L’UE et l’Australie ont conclu un accord commercial après des années de négociations. La présidente de la Commission européenne, Ursula von der Leyen, et le Premier ministre australien Anthony Albanese ont signé à Canberra l’accord par lequel l’UE souhaite garantir l’accès à d’importantes matières premières. Il vise à éliminer les droits de douane des deux côtés et à faciliter le commerce des services et les investissements mutuels.

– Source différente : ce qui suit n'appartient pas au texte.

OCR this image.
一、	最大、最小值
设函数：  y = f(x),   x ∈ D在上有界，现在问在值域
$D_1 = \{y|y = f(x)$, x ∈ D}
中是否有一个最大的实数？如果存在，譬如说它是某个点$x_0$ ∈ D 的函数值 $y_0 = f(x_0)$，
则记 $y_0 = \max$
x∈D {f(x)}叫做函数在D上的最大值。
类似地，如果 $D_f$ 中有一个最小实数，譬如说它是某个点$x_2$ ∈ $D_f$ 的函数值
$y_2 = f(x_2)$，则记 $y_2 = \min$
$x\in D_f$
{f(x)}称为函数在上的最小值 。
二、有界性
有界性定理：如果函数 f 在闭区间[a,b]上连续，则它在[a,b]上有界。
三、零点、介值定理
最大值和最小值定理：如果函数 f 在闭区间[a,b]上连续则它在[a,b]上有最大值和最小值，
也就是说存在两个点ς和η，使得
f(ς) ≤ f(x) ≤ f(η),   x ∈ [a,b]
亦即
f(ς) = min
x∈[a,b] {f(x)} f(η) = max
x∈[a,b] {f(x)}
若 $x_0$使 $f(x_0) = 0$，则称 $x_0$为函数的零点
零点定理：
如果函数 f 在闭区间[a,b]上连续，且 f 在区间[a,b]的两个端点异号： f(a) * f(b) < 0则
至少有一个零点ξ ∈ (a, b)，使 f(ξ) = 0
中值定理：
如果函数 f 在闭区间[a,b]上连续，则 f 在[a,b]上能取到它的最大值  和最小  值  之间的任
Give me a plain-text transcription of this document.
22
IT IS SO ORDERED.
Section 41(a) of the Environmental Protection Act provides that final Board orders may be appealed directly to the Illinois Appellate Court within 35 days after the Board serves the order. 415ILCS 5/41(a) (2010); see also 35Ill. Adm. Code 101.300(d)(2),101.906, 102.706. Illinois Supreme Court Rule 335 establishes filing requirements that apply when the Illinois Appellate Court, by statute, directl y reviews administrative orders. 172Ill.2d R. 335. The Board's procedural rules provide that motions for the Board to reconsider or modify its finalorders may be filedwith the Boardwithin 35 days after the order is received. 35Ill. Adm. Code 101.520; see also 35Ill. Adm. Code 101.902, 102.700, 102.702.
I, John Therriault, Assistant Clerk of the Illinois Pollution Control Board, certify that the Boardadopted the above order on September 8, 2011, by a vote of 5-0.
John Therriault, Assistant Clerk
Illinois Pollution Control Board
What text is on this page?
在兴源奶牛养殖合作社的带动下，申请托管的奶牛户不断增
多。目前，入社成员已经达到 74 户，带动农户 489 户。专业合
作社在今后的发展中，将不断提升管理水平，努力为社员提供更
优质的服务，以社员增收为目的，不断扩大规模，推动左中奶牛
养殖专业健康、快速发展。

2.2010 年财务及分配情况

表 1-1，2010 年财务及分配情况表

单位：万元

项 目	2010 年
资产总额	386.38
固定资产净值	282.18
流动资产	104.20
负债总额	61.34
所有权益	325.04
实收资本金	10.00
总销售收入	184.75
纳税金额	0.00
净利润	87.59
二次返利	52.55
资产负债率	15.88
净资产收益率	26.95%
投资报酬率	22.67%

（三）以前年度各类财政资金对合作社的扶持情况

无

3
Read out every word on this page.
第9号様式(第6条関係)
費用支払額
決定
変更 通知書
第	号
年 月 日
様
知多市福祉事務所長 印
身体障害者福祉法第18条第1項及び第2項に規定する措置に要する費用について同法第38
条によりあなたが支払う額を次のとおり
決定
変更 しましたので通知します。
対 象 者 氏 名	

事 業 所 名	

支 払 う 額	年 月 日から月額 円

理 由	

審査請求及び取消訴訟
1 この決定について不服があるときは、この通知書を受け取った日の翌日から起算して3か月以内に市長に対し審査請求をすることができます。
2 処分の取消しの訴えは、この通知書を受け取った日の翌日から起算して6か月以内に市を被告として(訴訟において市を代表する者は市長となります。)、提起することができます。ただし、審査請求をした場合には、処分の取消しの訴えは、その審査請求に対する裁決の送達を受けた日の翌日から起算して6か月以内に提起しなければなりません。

Jennifer Johnston, ARD Singapour, sur l’accord de libre-échange entre l’UE et l’Australie
L’Australie est « le plus grand fournisseur mondial de lithium et possède des matières premières cruciales pour les technologies propres du futur – des voitures électriques en Espagne aux éoliennes offshore dans la mer Baltique », a écrit von der Leyen dans un article d’opinion dans plusieurs journaux européens. L’accord vise à éliminer les droits de douane sur les matières premières elles-mêmes ainsi que sur les produits transformés.
Une plus grande indépendance vis-à-vis de la Chine
L’UE veut devenir plus indépendante de la Chine, qui fournit actuellement la majorité des importations européennes de matières premières et détient de nombreux brevets de transformation.
Selon von der Leyen, l’objectif est de « garantir qu’aucun pays ne puisse utiliser l’accès à l’énergie, aux semi-conducteurs ou aux terres rares comme une arme pour prendre notre économie en otage ». À l’inverse, l’UE exporte vers l’Australie des machines, des produits chimiques et des composants destinés au secteur des transports. Les industries allemandes de construction mécanique et chimique comptent parmi les bénéficiaires de l’accord.
Le contrat commercial fait désormais l’objet d’un examen juridique, qui prend généralement plusieurs mois. Dans l’UE, il doit également être traduit dans les 24 langues officielles. Le Parlement européen et le Parlement australien doivent ensuite ratifier l’accord.